子どものための教育学

 

実践編(☆:著者 T:教師 C:子ども P:親)

 

10 正解は100点、間違えたら200点・2

 

☆少しややこしい展開になってしまいました。実際に筆算で計算してみるとわかりや 

 すいと思います。

 

 いずれにしても、もし初めに『Cさん』が『145です』と答えを出していたとしたら、C2からC6までの意見が出されることはなく、足し算の筆算がよく理解できていないかもしれない他の子どもたちは、よくわからずに進んでしまったかもしれません。

 

 ところが、Cさんが、間違いを恐れずに、間違った意見を言った勇気のおかげで、みんなが一生懸命考えることができたのです。

 

 どうしたら正しい答えになるでしょうではなく、どうしたらこの間違えた答えになるのでしょうと考えるため、「間違えたらどうしよう」という不安な気持ちはなくなります。
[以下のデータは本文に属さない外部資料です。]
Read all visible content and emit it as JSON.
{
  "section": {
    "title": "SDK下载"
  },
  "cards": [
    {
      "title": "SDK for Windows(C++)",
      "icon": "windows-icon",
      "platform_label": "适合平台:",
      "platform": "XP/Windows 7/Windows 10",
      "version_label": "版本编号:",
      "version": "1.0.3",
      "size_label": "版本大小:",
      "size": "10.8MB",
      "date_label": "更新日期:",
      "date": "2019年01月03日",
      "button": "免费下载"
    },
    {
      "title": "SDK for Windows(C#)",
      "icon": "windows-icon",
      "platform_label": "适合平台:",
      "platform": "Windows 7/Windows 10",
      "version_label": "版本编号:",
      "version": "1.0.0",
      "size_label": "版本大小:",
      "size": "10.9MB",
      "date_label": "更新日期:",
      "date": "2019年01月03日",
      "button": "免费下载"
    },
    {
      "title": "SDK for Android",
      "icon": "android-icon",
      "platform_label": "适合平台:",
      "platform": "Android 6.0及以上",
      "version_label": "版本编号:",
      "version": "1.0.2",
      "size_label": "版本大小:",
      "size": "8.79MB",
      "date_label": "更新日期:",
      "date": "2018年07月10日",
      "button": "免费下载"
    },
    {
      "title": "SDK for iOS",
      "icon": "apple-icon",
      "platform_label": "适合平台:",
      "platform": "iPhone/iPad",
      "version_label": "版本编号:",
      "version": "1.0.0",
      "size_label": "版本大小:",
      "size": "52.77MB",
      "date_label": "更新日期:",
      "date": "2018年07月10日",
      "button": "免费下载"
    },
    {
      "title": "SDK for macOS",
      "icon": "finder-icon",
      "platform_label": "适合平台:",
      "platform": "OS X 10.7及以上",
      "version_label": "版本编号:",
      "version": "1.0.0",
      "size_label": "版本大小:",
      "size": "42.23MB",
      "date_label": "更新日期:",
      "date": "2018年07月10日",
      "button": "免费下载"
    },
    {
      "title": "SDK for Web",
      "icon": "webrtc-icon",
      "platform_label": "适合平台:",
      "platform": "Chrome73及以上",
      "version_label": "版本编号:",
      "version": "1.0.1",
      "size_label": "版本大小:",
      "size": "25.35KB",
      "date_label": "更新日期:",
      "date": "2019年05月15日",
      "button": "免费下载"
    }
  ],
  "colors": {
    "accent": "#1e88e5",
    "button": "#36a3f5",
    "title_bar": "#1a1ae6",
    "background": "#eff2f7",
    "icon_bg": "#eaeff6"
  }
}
また間違えた子も、自分のおかげで、みんながたくさん意見を言えたということになり、自分の意見が役立ったということから、間違える不安は消えることになります。

 

 もちろんだからといって、わざと間違えることは、いけないということはルールにしておかなくてはいけません。

 

 そのうえで、間違った意見が出たときには、どう考えたら間違えた意見にたどり着くのかを、みんなで考え合うとき、発表する子どもも増えていくのです。(実話を元に書きました)

 

「教室はまちがうところだ」という蒔田晋治さんの有名な詩があります。

 

 この詩の一部を子どもたちに訴えて、手を挙げさせようとしている先生も多いようです。

 

 それは、授業では手を挙げて意見を言わなくてはいけないという、幻想から来ているのではないかと思われます。

 

 蒔田晋治さんが、訴えたいことは、「意見を言わなくてはいけない」ということではなく

 

「まちがうことをおそれちゃいけない まちがったものをワラッちゃいけない まちがった意見を、まちがった答えを ああじゃあないか こうじゃあないかと みんなで出しあい 言い合うなかでだ ほんとのものを見つけていくのだ そうしてみんなで伸びていくのだ」

 

ということです。

 

「ほんとうのものを見つける」「みんなで伸びていく」ここに目的があるのですが、どうも教育現場の先生方は、自分の授業をきれいに見せたいようで、そのためには、たくさんの子どもに手を挙げさせようと血眼になっているようです。手を挙げさせることが目的になってしまっているのです。

 

 別に、手を挙げなくてもいいのです。友だちの意見を1つも漏らさずすっかり聞いて、その上に自分の考えを持っていけばいいのです。そして、ちょっと言ってみようかなと思ったら、言ってみればいいのです。

 

 そして、先生が失敗から本気で学べることを意識して、人の失敗を馬鹿にしたりしないクラスが作られていけば、自然に発表する子は増えます。

 

 だって失敗した方が得点がいいのですから、どんどん言わなければ損です。

 

 人は、生まれたときには、歩くことすらできませんでした。ところが、何度も転んでは歩く練習をして、やっと歩けるようになるのです。転ぶということは失敗するということです。

 

 何度も片言でおかしな声を発しながらやっと話せるようになっていきます。おかしな言葉は、間違った言葉を言っていることになります。

 

 失敗をしながら成長してきているのです。

 

 ですから、正解は100点かもしれませんが、失敗はそれよりもっと得点が高いのです。

 

 有名なエジソンの話でも、エジソンは電球を作るまでに何千回も失敗しているのです。

 

 私は、先生方に、失敗させる授業を作りましょうと訴えたいと思います。